DR. PETER ZIMMERLING: Die Idee zum Buch ist aus einer Vorlesung erwachsen. Als Praktischer Theologe an der Universität Leipzig ist mein Schwerpunkt das Thema Seelsorge. Und da ich gerade dabei bin, ein größeres Buch über Seelsorge allgemein zu schreiben, bin ich auf die Seelsorge Jesu als Ausgangspunkt aller christlichen Seelsorge gestoßen. Und wegen Corona hatte ich mehr Zeit als gedacht, mich mit ihr näher zu beschäftigen.

 

 

Was fasziniert diesbezüglich so an Jesus?

 

ZIMMERLING: Ich hatte den Eindruck, dass ich dem Wesen Jesu besser auf die Spur kam, als ich anfing, den Blick auf sein Menschsein zu richten, wie es uns in den Evangelien begegnet. Die dogmatischen Aussagen zu seiner Gottessohnschaft sind doch recht abstrakt und unanschaulich. Das gilt besonders für die Feststellung, dass er zugleich wahrer Gott und wahrer Mensch ist.

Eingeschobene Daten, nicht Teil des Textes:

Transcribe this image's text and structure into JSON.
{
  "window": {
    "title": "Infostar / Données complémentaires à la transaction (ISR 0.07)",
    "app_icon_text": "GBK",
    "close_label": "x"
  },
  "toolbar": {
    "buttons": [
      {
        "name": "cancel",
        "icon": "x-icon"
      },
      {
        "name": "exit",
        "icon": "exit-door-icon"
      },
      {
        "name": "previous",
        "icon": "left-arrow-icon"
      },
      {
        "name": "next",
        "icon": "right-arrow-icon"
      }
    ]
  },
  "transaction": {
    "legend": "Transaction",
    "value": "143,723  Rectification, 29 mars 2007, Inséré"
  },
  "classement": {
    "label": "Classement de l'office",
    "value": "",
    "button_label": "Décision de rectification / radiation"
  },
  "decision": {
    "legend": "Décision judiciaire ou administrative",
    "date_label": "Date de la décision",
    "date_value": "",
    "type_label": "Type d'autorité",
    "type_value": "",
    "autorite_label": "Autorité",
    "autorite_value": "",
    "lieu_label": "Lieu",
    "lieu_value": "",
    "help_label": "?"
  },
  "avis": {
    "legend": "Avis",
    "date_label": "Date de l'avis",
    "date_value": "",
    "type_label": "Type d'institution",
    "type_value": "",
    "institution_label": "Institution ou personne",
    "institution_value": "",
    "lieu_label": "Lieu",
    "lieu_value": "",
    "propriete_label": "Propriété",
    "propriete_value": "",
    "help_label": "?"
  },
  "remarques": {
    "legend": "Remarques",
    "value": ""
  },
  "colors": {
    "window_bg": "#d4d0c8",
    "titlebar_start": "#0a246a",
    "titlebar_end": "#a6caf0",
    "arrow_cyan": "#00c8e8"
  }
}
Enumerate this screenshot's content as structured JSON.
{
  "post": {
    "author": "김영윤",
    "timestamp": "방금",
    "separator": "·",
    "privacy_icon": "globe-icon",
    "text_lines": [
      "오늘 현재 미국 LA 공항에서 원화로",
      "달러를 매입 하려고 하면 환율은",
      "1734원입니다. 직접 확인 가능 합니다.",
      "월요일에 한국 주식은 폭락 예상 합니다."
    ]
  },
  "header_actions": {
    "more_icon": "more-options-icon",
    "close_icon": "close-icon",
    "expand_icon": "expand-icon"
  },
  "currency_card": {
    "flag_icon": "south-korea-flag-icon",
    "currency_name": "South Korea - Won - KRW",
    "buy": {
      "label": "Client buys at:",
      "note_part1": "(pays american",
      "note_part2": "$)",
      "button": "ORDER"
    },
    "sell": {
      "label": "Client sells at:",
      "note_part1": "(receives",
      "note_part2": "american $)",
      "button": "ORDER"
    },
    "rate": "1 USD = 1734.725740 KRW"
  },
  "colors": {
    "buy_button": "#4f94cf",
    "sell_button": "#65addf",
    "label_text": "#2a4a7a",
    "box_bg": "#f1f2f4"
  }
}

Dagegen erlauben die Evangelien-Geschichten – wie Jesus von Nazareth Menschen begegnet ist, gerade solchen, die in Not waren oder solchen, die sich in der Hierarchie ganz unten befanden – einen Blick in sein Herz.

 

 

Sie haben neben vielen bekannten Bildern für Jesus auch das der „Henne“ aufgegriffen. Dabei steht die Henne in der Skala der beliebten Tiere sicher nicht sehr weit oben …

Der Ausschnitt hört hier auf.